In case you haven’t heard, there are some supply chain issues. All kinds of stuff are stuck in production or in transit all over the place.
That’s causing shortages, which, in turn, are stoking inflation — which is worrying businesses, consumers, economists and the Federal Reserve.
On Thursday, Fed Chair Jay Powell told a House committee that the central bank thinks the recent surge in prices is “a function of supply-side bottlenecks over which we have no control,” but also that “high inflation will abate because … the factors that are causing it are temporary and tied to the pandemic and the reopening of the economy.”
But it is taking longer to clear up than many experts, including Powell, predicted.
As the pandemic wore on, many consumers were flush with cash and eager to buy stuff.

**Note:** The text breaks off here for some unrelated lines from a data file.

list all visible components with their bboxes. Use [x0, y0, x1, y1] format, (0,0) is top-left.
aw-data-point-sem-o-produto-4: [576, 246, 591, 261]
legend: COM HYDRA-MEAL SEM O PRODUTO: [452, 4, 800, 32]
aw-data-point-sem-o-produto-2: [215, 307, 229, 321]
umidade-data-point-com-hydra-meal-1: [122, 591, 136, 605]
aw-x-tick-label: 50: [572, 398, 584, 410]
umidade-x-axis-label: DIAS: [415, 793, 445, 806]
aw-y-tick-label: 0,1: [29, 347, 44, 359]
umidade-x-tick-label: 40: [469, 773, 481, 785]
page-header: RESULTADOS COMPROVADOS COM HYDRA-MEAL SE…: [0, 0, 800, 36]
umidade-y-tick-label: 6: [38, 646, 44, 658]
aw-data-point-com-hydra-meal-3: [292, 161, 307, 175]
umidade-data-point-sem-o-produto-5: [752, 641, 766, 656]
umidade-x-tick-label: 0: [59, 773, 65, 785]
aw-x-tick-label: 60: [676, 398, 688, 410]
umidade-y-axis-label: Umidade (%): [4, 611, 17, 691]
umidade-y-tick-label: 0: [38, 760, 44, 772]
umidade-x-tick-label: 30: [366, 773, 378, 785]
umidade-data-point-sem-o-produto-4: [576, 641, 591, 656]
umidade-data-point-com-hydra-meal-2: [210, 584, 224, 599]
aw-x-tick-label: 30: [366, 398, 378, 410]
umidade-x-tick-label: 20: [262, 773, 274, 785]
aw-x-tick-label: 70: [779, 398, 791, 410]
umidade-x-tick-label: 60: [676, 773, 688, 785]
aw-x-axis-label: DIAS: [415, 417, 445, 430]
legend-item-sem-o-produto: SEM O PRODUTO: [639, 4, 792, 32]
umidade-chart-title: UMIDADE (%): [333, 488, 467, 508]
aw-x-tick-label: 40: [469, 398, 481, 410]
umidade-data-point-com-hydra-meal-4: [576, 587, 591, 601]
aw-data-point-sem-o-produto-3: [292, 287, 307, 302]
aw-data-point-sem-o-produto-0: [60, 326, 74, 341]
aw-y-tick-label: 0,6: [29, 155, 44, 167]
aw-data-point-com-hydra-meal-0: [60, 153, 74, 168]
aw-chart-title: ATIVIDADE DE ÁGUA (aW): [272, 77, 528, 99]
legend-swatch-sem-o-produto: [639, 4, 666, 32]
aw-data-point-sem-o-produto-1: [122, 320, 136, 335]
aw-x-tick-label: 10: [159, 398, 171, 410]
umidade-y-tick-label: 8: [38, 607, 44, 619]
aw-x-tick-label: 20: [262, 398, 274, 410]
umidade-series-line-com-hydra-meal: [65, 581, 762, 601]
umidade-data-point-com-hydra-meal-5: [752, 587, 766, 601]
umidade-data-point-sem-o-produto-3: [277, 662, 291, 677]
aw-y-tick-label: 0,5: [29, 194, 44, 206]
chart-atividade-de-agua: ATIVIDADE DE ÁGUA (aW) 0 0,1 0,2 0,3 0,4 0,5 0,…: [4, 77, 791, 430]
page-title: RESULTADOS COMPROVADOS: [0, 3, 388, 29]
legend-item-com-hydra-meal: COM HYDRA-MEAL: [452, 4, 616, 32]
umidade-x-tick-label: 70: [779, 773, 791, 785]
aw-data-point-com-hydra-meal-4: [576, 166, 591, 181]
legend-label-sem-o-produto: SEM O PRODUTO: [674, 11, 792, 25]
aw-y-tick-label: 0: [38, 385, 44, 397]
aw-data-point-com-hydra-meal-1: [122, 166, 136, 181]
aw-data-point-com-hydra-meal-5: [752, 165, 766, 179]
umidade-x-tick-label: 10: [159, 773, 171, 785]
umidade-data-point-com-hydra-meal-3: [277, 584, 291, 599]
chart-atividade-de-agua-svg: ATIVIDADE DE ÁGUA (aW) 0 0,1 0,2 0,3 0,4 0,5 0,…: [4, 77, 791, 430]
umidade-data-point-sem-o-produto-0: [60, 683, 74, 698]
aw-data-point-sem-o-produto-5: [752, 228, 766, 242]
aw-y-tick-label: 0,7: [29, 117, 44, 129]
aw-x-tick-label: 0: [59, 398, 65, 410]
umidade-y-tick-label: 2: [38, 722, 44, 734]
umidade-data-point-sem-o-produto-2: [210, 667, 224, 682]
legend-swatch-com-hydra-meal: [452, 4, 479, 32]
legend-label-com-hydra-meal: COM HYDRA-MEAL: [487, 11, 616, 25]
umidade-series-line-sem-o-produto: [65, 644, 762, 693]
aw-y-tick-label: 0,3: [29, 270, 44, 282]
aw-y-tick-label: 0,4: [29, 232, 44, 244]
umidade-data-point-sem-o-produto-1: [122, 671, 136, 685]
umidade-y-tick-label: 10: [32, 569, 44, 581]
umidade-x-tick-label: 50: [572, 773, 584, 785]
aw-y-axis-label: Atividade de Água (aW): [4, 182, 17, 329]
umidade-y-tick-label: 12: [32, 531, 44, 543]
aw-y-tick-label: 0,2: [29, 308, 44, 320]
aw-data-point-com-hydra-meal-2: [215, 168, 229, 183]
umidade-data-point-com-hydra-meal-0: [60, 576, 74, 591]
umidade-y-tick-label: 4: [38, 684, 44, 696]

Then, global supply chains hit bottlenecks — because reopening isn’t smooth — and prices spiked as buyers competed for limited supplies.

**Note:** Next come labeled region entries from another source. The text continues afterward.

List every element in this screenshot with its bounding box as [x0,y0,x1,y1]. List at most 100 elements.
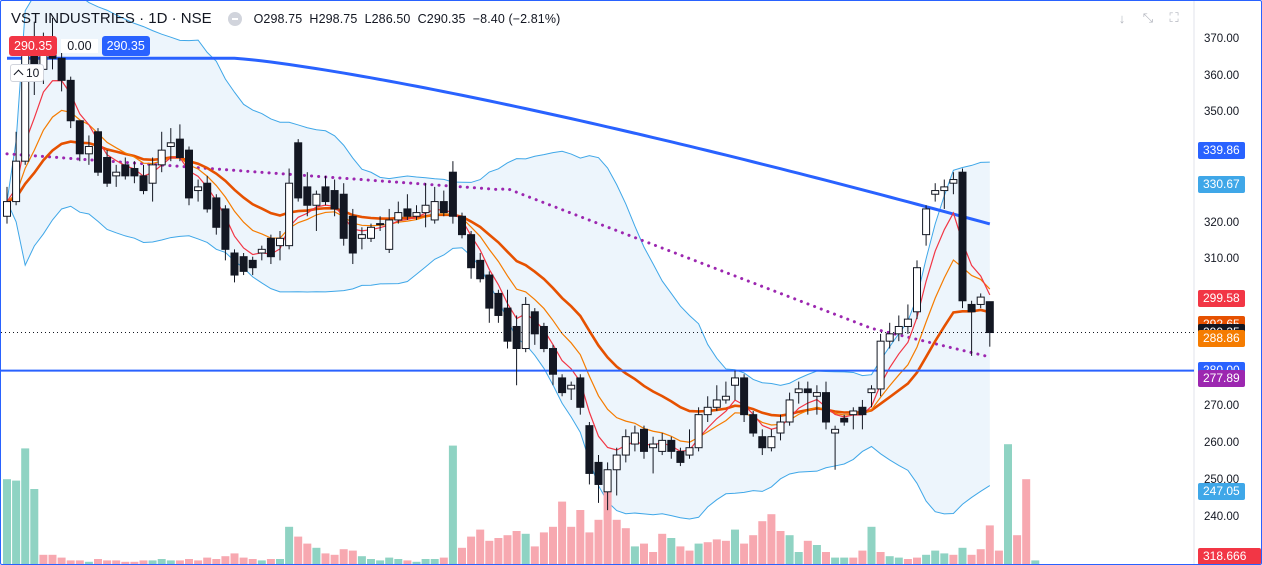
candle-up [257,248,266,254]
candle-down [321,186,330,203]
volume-bar [12,480,21,564]
candle-up [776,421,785,434]
volume-bar [285,526,294,564]
candle-down [558,377,567,394]
candle-up [831,428,840,434]
volume-bar [576,510,585,564]
sell-price-button[interactable]: 290.35 [9,36,58,56]
market-status-icon[interactable] [227,11,242,26]
volume-bar [958,547,967,564]
price-tick-label: 310.00 [1204,253,1240,266]
volume-bar [467,536,476,564]
volume-bar [21,448,30,564]
maximize-icon[interactable]: ⛶ [1169,10,1179,25]
volume-bar [731,529,739,564]
candle-up [166,142,175,147]
volume-bar [785,535,794,564]
price-tag: 288.86 [1198,329,1245,347]
volume-bar [257,560,266,564]
candle-up [157,149,166,166]
open-value: 298.75 [263,11,303,26]
close-label: C [417,11,427,26]
volume-bar [230,553,239,564]
chart-legend-header: VST INDUSTRIES · 1D · NSE O298.75 H298.7… [11,10,560,27]
volume-bar [148,560,157,564]
candle-down [303,186,312,206]
volume-bar [294,536,303,564]
arrow-down-icon[interactable]: ↓ [1118,10,1126,26]
candle-down [667,439,676,452]
volume-bar [175,560,184,564]
open-label: O [253,11,264,26]
low-label: L [364,11,372,26]
volume-bar [1022,479,1031,564]
candle-up [812,392,821,397]
candle-down [94,131,102,173]
candle-up [785,399,794,423]
candle-up [794,388,803,394]
candle-up [285,182,294,247]
candle-up [949,179,958,184]
candle-down [758,436,767,449]
volume-bar [685,550,694,564]
volume-bar [312,547,321,564]
volume-bar [494,538,503,564]
candle-down [676,450,685,463]
candle-down [822,392,830,423]
volume-bar [530,546,539,564]
volume-bar [767,514,776,564]
candle-down [175,138,184,158]
volume-bar [621,528,630,564]
candle-down [740,377,749,416]
high-label: H [309,11,319,26]
volume-bar [712,539,721,564]
volume-bar [858,550,867,564]
price-tick-label: 240.00 [1204,510,1240,523]
quote-row: 290.35 0.00 290.35 [9,36,150,56]
candle-up [357,234,366,239]
volume-bar [549,526,557,564]
volume-bar [985,525,994,564]
volume-bar [403,560,412,564]
candle-down [230,252,239,276]
indicators-toggle-button[interactable]: 10 [10,64,45,82]
candle-up [630,432,639,445]
candle-up [876,340,885,390]
symbol-title[interactable]: VST INDUSTRIES · 1D · NSE [11,10,212,27]
volume-bar [676,546,685,564]
volume-bar [394,559,403,564]
volume-bar [485,540,494,564]
candle-up [603,469,612,493]
volume-bar [903,559,912,564]
collapse-icon[interactable]: ⤡ [1142,10,1154,25]
volume-bar [194,560,203,564]
candle-down [985,301,994,334]
volume-bar [594,519,603,564]
volume-bar [1013,535,1022,564]
candle-down [539,325,548,350]
volume-bar [558,501,567,564]
candle-down [530,311,539,335]
volume-bar [103,560,112,564]
volume-bar [840,557,849,564]
candle-down [339,193,348,239]
volume-bar [922,554,931,564]
volume-bar [130,561,139,564]
price-tag: 339.86 [1198,142,1245,160]
price-tag: 299.58 [1198,290,1245,308]
indicator-count: 10 [26,66,40,80]
candle-up [567,384,576,390]
volume-bar [703,542,712,564]
volume-bar [3,479,11,564]
spread-value: 0.00 [61,39,98,53]
candle-up [976,296,985,305]
price-tick-label: 260.00 [1204,437,1240,450]
volume-bar [75,560,84,564]
candle-down [467,234,476,269]
buy-price-button[interactable]: 290.35 [101,36,150,56]
volume-bar [667,538,676,564]
candle-up [703,406,712,416]
candle-down [549,348,557,375]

Now, the Fed has recognized these problems are likely to be with us for a while, according to Adam Posen at the Peterson Institute for International Economics.
“The so-called transitional inflation coming out of the pandemic was probably going to last longer than the less than a year the Fed seemed to be forecasting,” he said.
The delta variant of the coronavirus is still raging, hitting particularly hard at factories and ports in Southeast Asia that send container ships full of computer chips and consumer goods to the U.S.
But “that’s probably about as bad as supply chain interruption gets,” Posen said. “Probably the worst has already happened on this front, and it’s going to unwind and get better from here.”
So, how long might it take for supply chains to get ironed out and meet business and consumer demand, taking upward pressure off prices?
Nyree Hinton, who tracks food, apparel and other consumer staples at Third Bridge, said it’ll be well into next year.
“It’s probably going to be a Q1, a Q2, and a Q3 and a Q4 issue,” Hinton said.
These supply chain problems and price spikes could turn out to be “transitory,” said Mark Zandi at Moody’s Analytics.
“If the pandemic is still raging, causing people to be sick and not go in to work and shutting down factories and Chinese ports, when the pandemic goes away, these problems will go away,” Zandi said.
On the other hand, “if the price spikes and inflation and shortages are happening even though the pandemic is winding down, and I’m wrong,” he said, “then yeah, I think at that point, expectations could shift, even before 2023 or 2024.”
Setting up higher inflationary expectations and forcing the Fed to raise interest rates — before the economy has fully recovered.